The Nigerian government has discontinued the allocation of funds for the maintenance of plants and generators in its foreign missions and embassies in countries with stable power supply.

This stoppage comes years after a PREMIUM TIMES’ investigation exposed the controversial budgetary disbursement.

The award-winning investigationrevealed the allocation of nearly a quarter of a billion Naira for the maintenance of generators to foreign embassies, which clearly have no need for power generators due to the absence of power cuts in the countries.

The story revealed that despite paying N523 million for electricity charges in 2013, the embassies would spend an extra N170 million – N117 million for fuelling and N51.9 million for maintenance of plants – to power generators in some 100 foreign missions.

The investigation discovered that the funds for the maintenance of generator was not a feature of previous budgets until it was inserted in the 2013 budget.
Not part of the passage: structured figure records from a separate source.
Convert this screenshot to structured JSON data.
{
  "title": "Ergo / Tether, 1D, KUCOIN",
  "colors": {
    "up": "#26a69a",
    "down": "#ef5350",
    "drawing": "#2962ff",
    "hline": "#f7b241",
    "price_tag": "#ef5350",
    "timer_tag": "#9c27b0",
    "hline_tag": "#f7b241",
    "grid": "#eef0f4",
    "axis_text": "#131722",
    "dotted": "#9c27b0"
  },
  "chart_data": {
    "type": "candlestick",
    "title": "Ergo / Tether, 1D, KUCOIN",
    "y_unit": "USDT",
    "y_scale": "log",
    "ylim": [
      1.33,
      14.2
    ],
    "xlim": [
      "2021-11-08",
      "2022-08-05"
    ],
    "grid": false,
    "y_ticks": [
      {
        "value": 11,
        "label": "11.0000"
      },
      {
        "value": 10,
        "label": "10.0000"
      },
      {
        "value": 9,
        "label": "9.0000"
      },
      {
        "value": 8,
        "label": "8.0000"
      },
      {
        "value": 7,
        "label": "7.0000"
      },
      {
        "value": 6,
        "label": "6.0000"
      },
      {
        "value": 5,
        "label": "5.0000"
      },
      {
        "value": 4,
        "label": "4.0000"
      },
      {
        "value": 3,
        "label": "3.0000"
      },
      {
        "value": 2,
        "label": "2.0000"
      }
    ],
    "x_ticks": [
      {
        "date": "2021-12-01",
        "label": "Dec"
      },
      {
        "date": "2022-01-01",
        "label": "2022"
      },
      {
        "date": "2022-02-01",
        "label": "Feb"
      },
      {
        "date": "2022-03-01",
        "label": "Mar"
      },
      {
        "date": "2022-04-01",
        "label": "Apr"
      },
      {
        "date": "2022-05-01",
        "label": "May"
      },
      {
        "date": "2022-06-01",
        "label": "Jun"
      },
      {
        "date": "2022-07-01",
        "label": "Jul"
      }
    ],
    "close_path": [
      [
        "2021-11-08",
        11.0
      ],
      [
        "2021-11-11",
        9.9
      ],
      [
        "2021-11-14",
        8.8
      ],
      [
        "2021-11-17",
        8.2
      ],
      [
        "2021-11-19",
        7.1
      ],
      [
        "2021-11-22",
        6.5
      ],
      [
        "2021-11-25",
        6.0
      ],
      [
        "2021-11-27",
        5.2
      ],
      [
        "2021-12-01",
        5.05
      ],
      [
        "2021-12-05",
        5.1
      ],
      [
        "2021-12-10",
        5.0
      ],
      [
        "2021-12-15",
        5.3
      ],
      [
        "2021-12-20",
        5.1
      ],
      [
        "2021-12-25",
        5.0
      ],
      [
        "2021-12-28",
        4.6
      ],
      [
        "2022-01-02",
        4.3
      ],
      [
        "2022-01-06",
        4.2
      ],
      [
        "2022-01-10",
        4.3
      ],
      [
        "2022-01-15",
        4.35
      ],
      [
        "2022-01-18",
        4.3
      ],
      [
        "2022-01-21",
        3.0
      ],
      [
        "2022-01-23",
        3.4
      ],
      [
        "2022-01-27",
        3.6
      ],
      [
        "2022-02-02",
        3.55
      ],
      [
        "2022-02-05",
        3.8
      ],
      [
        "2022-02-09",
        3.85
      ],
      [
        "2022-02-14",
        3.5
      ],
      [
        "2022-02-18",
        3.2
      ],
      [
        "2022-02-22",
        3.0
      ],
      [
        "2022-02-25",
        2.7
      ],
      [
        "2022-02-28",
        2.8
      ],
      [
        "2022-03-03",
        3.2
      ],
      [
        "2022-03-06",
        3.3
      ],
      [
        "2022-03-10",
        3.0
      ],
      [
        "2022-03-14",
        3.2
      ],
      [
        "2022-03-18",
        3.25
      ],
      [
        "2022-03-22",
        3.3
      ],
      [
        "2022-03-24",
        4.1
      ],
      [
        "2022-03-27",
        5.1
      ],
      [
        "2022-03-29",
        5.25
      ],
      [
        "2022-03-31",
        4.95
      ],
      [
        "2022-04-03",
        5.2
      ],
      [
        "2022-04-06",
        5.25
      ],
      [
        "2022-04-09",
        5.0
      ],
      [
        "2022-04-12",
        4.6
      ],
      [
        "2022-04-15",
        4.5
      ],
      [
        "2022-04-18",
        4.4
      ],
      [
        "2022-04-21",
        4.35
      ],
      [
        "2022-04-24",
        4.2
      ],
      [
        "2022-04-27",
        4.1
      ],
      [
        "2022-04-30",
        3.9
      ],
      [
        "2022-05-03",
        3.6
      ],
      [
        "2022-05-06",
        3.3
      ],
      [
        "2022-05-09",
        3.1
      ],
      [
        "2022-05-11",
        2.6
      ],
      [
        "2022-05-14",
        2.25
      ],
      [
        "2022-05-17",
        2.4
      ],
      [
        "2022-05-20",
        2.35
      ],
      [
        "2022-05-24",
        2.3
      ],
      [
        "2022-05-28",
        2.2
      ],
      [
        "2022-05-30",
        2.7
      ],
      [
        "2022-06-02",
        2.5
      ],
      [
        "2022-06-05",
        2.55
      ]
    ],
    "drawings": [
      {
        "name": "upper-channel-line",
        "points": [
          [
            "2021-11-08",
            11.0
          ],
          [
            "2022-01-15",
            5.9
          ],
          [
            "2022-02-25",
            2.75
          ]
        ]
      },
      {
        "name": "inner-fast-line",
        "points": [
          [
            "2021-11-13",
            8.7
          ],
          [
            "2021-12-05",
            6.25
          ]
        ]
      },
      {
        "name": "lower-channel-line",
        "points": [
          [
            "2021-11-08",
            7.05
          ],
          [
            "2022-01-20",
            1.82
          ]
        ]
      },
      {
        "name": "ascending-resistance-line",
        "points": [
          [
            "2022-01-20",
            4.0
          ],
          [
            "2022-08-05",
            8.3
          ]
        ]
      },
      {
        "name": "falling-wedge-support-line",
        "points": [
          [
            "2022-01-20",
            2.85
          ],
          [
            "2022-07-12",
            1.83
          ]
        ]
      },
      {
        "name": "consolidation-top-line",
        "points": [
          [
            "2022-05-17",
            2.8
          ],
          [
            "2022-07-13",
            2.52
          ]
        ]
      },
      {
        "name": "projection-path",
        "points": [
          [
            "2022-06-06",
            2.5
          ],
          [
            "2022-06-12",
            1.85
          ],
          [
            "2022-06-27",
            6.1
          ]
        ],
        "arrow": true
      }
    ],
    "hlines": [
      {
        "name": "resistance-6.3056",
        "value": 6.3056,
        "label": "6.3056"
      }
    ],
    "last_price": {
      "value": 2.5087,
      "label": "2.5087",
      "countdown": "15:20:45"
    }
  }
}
But a review of the recently released 2017 budget estimate shows that the government has partially discontinued the controversial allocations. The controversial provisions were also not made in the 2016 budgets.

In the 2017 budget, while no funds were allocated for fuelling and maintenance of plants and generators, in foreign missions in countries with stable power supply, funds were allocated for the maintenance of generators and plants in countries with erratic power supply, mainly Third-World countries.

For instance, while funds were allocated for the maintenance and fuelling of generators in missions in Ghana, Ivory Coast, Ethiopia, Malaysia and Cameroon, allocations for the items were not made for missions in Germany, China, Turkey, Switzerland, Vietnam, Pakistan, United States.

In African capitals, no funds were allocated for maintenance and fuelling of generators in foreign missions in Dakar, Maputo, Kigali, Pretoria, and Tunis.

The mission in Cairo got an allocation of N3,072,000.00 for fuelling of generator but received no allocations for generator maintenance. Similarly, the mission in Algiers was allocated N614,000 for fuelling of generator but received nothing for generator maintenance.

The mission domiciled in Lisbon, Portugal was, however, allocated N192,000.00 for generator maintenance.

It is the only Western-based mission that received allocation for generator maintenance.

However, no fund was allocated for fuelling of the generator. Portugal, like most other European countries, has regular power supply.